По мнению Вагнера, наука идет по ложному пути, если она стремится дать вселенной "рациональное", т. е. материалистическое толкование; если она мировую загадку сводит к простой задаче по физике или химии; если она дает чрезмерное и произвольное развитие гипотезам, высказанным с мудрой осторожностью великим Дарвином, или если вместе с Бюхнером во всей вселенной видит только "силу и материю". Поступая таким образом и упорствуя в стремлении разрешить одними собственными средствами те задачи, к которым человек может с успехом подойти только с помощью интуиции, религиозного чувства, она приводит к бесплодным и пустым теориям, явная наглость которых морочит невежд и может посеять смуту в умах или встревожить сознание простых, но суетность которых с давних пор была признана настоящими мыслителями, а в том числе и Шопенгауэром. Потом, ученый имеет прискорбную тенденцию отрицать все, что выходит за пределы той сферы, в которой он вращается. Он очень часто бывает склонен смотреть на философию и религию как на остатки далекого прошлого, - видеть в них нечто аналогичное тем зачаточным, совершенно бесполезным органам, которые можно наблюдать у некоторых животных или у человека и на которые можно смотреть, как на чисто декоративные воспоминания об органах, имеющих важное развитие и определенную роль у низших пород. Он везде хочет вычеркнуть "понятие самопроизвольности", отрицает гений и грубо насмехается над метафизическими выражениями, подыскиваемыми для явлений, которые ускользают от всякого толкования при помощи физики. Он ни на минуту не подозревает, что истины высшего порядка, истины, которые оказывают реальное влияние на судьбы человечества, могут быть найдены только с помощью интуиции - если бы он пожелал воспользоваться ею, - с помощью того "чувства", над которым он предпочитает издеваться.

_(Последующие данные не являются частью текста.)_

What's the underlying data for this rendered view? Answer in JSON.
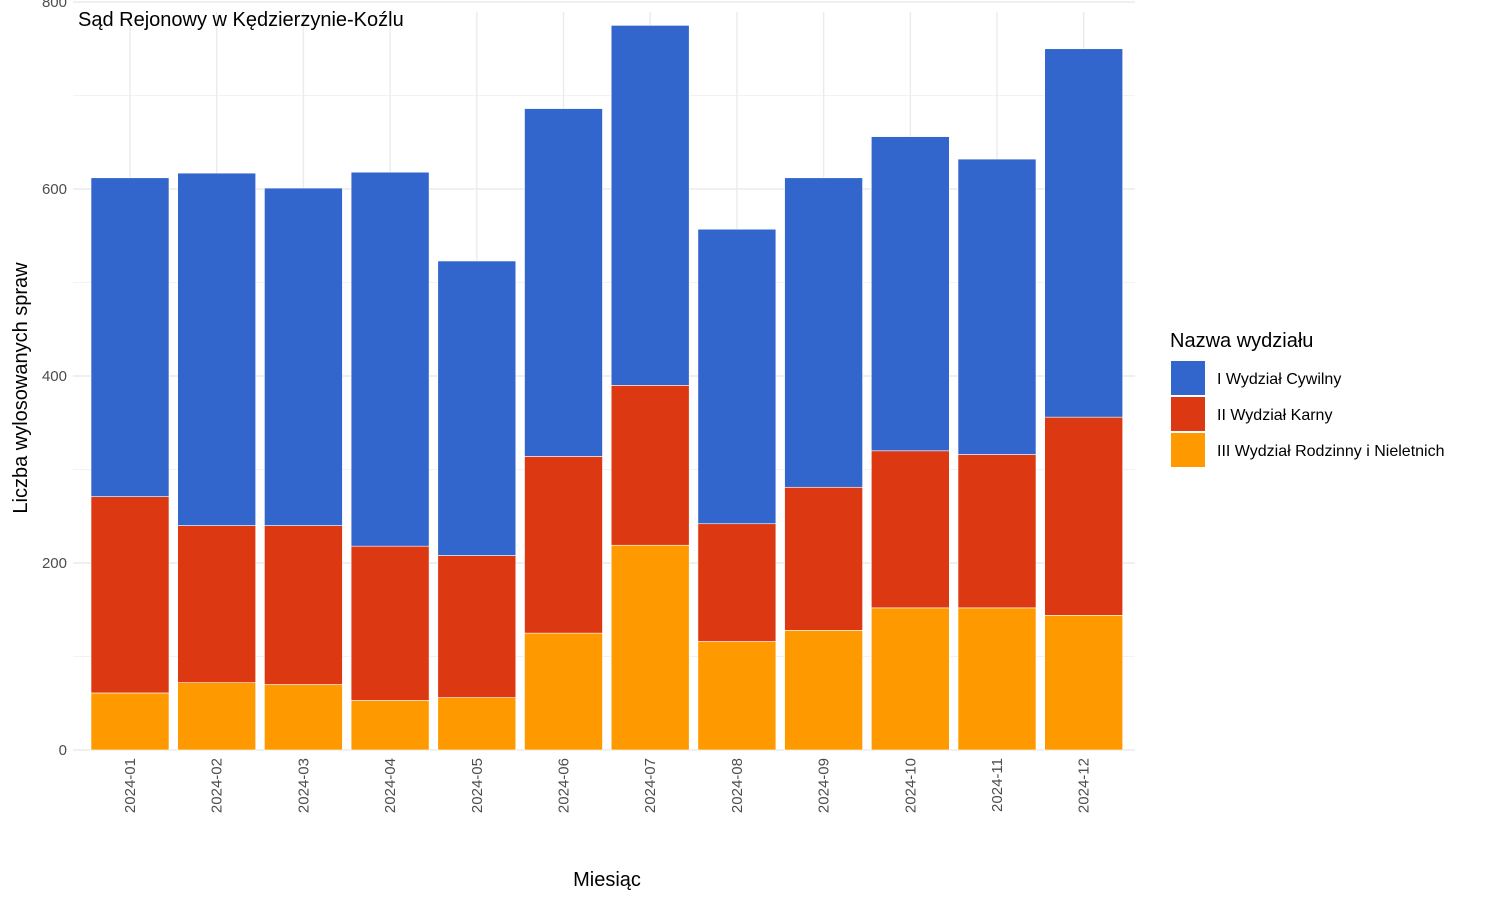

Наука делается положительно вредной, когда, становясь на место религии, она надеется при помощи успехов физики и химии спасти мир и проповедует теорию "непрерывного прогресса", который неизбежной эволюцией должен вести человека к счастью. На самом деле ученый совершенно бессилен в том, чтобы освободить человечество от его бедствий. Погруженный в свои книги или в лабораторные опыты, он потерял всякое соприкосновение с народом, который не понимает его нужд, и стремлений которого он не знает. Все, что он может, это - все искуснее подделывать пищу, которой мы питаемся, изобретать ужасный подбор машин, устройство и утилизация которых требуют обнищания и отупения всего неимущего, живущего насущной работой народа, снабжать сильных владетелей все более совершенными средствами для того, чтобы вести войну и уничтожать себе подобных. Но он не может положить конец тем реальным страданиям, которые порабощают человечество; он не знает способа решить социальный вопрос: как достигнуть того, чтобы помешать своим согражданам без труда умирать с голоду; он ничего не знает, ничего не может сделать и своими безумными притязаниями, своей смешной гордостью только замедляет пришествие истинно освобождающей мудрости, того сознания нашего возрождения, которое одно только может привести к обращению эгоистической воли и тем самым к искуплению падшего человечества.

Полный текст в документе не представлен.